Regional Centre for Biotechnology, New Delhi, India.
Virusdisease. 2023 Jun;34(2):236-247. doi: 10.1007/s13337-023-00813-2. Epub 2023 May 2.
Viruses adopt strategies to efficiently utilize their compact genome. Members of the family , exhibit a cotranscriptional RNA editing mechanism wherein polymerase stuttering generates accessory proteins from Phosphoprotein () gene. Newcastle disease virus (NDV), an avian paramyxovirus, expresses two accessory proteins, V and W, by RNA editing. While P and V proteins are well studied, very little is known about W protein. Recent studies confirmed W protein expression in NDV and the unique subcellular localization of W proteins of virulent and avirulent NDV. We characterized the W protein of NDV strain Komarov, a moderately virulent vaccine strain. W mRNA expression ranged between 7 and 9% of total gene transcripts similar to virulent NDV. However, W protein expression, detectable by 6 h, peaked at 24 h and dropped by 48 h post infection in DF1 cells indicating a kinetically regulated expression by the virus. The W protein localized in the nucleus and by mutations, a strong nuclear localization signal was identified in the C-terminal region of W protein. The viral growth kinetics study suggested neither supplementation of W protein nor subcellular localization pattern of the supplemented W protein influenced viral replication in vitro similar to that noticed in avirulent NDV. A cytoplasmic mutant of W protein localized in cytoplasm unlike specific mitochondrial colocalization as recorded in velogenic NDV strain SG10 indicating a possible role of W protein in determining the viral pathogenicity. This study describes for the first time, the distinct features of W protein of moderately virulent NDV.
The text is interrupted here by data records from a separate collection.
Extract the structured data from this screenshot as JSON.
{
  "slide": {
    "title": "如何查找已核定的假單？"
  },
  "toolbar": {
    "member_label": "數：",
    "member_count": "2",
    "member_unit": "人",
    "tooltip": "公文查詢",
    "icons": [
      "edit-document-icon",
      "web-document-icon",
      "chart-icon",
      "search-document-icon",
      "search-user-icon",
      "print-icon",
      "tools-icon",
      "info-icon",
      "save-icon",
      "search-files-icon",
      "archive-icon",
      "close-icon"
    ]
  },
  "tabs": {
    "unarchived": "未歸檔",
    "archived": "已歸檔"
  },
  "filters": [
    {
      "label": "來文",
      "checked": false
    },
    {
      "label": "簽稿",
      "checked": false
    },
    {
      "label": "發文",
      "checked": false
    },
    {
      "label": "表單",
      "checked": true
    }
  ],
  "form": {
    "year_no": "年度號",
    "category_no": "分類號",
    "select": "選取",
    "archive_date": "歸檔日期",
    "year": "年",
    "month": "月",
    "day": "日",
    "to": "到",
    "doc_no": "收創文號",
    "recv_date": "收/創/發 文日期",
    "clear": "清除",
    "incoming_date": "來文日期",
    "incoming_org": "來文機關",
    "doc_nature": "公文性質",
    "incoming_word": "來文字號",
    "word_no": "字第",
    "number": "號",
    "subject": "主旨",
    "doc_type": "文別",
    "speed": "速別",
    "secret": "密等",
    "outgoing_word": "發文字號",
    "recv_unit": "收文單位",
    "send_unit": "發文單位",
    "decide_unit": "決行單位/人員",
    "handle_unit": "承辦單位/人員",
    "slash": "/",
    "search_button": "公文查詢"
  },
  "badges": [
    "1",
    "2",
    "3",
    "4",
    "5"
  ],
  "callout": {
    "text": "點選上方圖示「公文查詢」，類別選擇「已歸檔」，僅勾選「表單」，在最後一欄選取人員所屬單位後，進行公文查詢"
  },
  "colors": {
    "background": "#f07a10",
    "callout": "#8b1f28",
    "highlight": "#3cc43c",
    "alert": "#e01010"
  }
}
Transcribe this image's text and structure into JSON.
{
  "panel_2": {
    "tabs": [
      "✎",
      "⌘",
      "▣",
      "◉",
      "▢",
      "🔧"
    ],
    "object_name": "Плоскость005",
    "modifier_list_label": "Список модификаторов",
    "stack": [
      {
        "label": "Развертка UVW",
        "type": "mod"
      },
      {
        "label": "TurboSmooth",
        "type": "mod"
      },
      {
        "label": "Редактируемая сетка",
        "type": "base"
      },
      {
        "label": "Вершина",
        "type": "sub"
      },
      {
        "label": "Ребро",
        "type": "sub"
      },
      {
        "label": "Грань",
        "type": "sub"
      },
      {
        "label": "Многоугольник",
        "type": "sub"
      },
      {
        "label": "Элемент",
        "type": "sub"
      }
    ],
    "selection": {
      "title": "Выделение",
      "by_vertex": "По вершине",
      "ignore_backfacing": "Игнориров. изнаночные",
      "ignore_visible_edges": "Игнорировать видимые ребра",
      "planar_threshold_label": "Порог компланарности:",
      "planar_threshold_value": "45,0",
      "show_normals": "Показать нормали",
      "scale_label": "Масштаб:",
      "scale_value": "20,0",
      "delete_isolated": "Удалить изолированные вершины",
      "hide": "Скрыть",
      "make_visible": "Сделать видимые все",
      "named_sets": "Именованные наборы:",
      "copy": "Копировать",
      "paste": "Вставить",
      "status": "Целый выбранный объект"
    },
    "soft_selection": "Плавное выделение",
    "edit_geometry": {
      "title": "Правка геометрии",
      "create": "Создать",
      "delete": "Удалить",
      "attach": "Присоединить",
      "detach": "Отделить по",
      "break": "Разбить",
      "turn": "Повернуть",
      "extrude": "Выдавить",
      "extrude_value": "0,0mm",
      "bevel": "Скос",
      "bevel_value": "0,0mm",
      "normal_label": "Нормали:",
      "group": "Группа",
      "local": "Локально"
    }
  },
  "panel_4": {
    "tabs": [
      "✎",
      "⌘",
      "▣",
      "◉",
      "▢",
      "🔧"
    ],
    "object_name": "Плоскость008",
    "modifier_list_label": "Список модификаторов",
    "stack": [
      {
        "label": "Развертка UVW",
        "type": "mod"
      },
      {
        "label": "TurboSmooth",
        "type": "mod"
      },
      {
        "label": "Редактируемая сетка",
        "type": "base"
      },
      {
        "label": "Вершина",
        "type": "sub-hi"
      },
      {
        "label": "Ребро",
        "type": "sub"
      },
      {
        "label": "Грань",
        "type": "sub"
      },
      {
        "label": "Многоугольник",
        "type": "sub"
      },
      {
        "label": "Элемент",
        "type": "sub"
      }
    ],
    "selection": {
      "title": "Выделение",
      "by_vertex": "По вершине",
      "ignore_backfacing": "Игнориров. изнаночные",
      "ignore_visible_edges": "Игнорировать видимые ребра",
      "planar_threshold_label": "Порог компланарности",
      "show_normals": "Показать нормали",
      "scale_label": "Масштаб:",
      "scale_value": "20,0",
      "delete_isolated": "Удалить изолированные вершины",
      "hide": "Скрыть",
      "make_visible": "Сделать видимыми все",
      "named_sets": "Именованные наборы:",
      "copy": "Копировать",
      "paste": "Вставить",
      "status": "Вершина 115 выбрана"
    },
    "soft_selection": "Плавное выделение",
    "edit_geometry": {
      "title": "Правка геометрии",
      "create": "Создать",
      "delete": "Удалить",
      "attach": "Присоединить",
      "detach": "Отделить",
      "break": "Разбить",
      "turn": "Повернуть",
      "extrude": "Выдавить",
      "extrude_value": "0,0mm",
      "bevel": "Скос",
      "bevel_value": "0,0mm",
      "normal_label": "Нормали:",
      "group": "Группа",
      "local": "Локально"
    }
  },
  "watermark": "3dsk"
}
The online version contains supplementary material available at 10.1007/s13337-023-00813-2.
病毒采用策略来有效利用其紧凑的基因组。该家族的成员表现出一种共转录RNA编辑机制,其中聚合酶滑动从磷蛋白(P)基因产生辅助蛋白。新城疫病毒(NDV)是一种禽副粘病毒,通过RNA编辑表达两种辅助蛋白V和W。虽然对P蛋白和V蛋白已有充分研究,但对W蛋白却知之甚少。最近的研究证实了NDV中W蛋白的表达以及强毒株和无毒株NDV的W蛋白独特的亚细胞定位。我们对中等毒力疫苗株Komarov的NDV的W蛋白进行了表征。W mRNA表达量占总P基因转录本的7%至9%,与强毒株NDV相似。然而,W蛋白表达在感染后6小时可检测到,在DF1细胞中于24小时达到峰值,并在48小时下降,表明该病毒对其表达进行了动力学调控。W蛋白定位于细胞核,通过突变,在W蛋白的C末端区域鉴定出一个强核定位信号。病毒生长动力学研究表明,补充W蛋白或补充的W蛋白的亚细胞定位模式均未影响体外病毒复制,这与无毒株NDV的情况相似。W蛋白的细胞质突变体定位于细胞质,与速发型NDV毒株SG10中记录的特异性线粒体共定位不同,这表明W蛋白在决定病毒致病性方面可能发挥作用。本研究首次描述了中等毒力NDV的W蛋白的独特特征。
在线版本包含可在10.1007/s13337-023-00813-2获取的补充材料。